Now, I’d like to draw your attention to the wording of that last quoted paragraph. There are clear caveats written there, as there should be for any study in a model system. They indicate that the data allow us to draw conclusions that are applicable only to the animals in their study, under their experimental conditions, no more, no less. And while some might be quick to point this out as a limitation to this study, it behooves us to remember that each of the studies on Ebola transmission carry the same caveats.
Contributing author Heather Lander has a Ph.D. in Experimental Pathology with a concentration in arenavirus pathogenesis. She is the editor of Pathogen Perspectives, a blog providing insights on highly pathogenic biothreats. You can also reach her on Twitter @PathogenPhD or by email.
References
[1] H.M. Weingartl, C. Embury-Hyatt, C. Nfon, A. Leung, G. Smith, and G. Kobinger, Transmission of Ebola virus from pigs to non-human primates. Scientific reports 2 (2012) 811.

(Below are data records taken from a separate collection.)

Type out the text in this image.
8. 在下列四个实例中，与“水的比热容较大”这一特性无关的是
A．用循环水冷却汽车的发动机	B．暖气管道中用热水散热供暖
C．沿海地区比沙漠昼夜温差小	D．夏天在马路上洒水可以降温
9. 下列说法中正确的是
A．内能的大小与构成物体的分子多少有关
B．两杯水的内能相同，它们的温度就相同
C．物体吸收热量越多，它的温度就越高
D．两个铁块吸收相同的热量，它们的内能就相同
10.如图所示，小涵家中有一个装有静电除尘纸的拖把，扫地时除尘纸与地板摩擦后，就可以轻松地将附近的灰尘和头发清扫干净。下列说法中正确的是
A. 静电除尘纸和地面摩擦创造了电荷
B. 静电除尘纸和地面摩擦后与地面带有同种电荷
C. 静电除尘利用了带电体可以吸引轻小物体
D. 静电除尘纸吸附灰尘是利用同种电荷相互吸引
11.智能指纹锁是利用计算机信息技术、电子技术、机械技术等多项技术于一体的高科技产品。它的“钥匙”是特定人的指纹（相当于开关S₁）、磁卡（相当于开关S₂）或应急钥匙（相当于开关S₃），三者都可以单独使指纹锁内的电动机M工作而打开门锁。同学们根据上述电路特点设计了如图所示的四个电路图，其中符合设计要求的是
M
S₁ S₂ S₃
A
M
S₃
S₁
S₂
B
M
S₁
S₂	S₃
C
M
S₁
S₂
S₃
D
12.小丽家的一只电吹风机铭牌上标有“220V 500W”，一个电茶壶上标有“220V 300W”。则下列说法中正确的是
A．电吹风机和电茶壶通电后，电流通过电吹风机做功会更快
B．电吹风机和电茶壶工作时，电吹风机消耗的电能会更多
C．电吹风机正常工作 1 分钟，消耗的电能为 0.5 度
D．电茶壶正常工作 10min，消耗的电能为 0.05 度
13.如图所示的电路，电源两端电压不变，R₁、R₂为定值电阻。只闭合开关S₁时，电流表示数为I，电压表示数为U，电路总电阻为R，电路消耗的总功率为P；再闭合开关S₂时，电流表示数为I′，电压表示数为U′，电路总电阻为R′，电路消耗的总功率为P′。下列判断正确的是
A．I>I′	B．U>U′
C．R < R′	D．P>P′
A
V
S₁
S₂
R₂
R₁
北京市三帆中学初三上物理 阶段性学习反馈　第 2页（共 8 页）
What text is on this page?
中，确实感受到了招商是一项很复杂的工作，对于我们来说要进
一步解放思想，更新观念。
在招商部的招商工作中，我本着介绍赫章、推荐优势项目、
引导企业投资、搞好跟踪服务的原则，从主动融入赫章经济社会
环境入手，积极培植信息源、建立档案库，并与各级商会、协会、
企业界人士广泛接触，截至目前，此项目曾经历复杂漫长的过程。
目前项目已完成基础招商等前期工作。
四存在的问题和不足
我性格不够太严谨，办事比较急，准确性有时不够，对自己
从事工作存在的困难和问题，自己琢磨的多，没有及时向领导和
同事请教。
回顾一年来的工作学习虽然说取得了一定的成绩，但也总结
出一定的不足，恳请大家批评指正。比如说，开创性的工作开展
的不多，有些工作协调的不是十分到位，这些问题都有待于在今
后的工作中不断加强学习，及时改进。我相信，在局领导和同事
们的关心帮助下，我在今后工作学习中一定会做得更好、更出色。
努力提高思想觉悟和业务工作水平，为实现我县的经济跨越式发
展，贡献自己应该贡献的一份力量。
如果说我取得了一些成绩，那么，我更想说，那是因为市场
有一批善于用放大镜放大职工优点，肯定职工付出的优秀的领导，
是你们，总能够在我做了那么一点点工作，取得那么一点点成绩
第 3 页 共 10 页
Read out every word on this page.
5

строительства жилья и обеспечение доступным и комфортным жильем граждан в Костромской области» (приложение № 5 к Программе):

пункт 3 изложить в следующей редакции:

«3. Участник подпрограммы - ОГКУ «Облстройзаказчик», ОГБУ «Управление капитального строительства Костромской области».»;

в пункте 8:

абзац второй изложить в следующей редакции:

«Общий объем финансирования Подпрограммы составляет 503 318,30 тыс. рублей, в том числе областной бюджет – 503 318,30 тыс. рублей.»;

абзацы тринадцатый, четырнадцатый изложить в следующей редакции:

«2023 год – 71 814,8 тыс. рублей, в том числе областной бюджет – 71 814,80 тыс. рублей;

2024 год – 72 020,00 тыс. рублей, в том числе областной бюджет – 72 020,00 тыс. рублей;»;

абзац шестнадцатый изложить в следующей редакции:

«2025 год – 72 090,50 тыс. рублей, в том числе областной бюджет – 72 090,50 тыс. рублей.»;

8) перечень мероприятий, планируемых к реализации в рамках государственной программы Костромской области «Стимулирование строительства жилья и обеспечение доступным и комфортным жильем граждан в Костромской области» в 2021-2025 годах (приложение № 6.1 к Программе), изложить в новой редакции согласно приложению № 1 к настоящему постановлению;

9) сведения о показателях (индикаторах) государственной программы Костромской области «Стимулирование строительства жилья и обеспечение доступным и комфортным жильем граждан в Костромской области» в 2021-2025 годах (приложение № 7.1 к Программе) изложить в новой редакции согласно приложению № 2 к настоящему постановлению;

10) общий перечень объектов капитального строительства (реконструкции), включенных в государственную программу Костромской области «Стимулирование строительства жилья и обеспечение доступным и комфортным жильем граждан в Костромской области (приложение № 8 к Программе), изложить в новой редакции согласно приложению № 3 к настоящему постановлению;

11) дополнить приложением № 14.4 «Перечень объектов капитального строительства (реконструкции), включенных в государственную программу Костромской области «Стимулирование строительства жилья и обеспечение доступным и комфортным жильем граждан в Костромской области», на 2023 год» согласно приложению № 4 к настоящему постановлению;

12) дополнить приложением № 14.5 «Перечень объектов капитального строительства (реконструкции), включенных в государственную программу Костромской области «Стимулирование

[2] D.W. Dalgard, R.J. Hardy, S.L. Pearson, G.J. Pucak, R.V. Quander, P.M. Zack, C.J. Peters, and P.B. Jahrling, Combined simian hemorrhagic fever and Ebola virus infection in cynomolgus monkeys. Laboratory animal science 42 (1992) 152-7.
[3] J. Alimonti, A. Leung, S. Jones, J. Gren, X. Qiu, L. Fernando, B. Balcewich, G. Wong, U. Stroher, A. Grolla, J. Strong, and G. Kobinger, Evaluation of transmission risks associated with in vivo replication of several high containment pathogens in a biosafety level 4 laboratory. Scientific reports 4 (2014) 5824.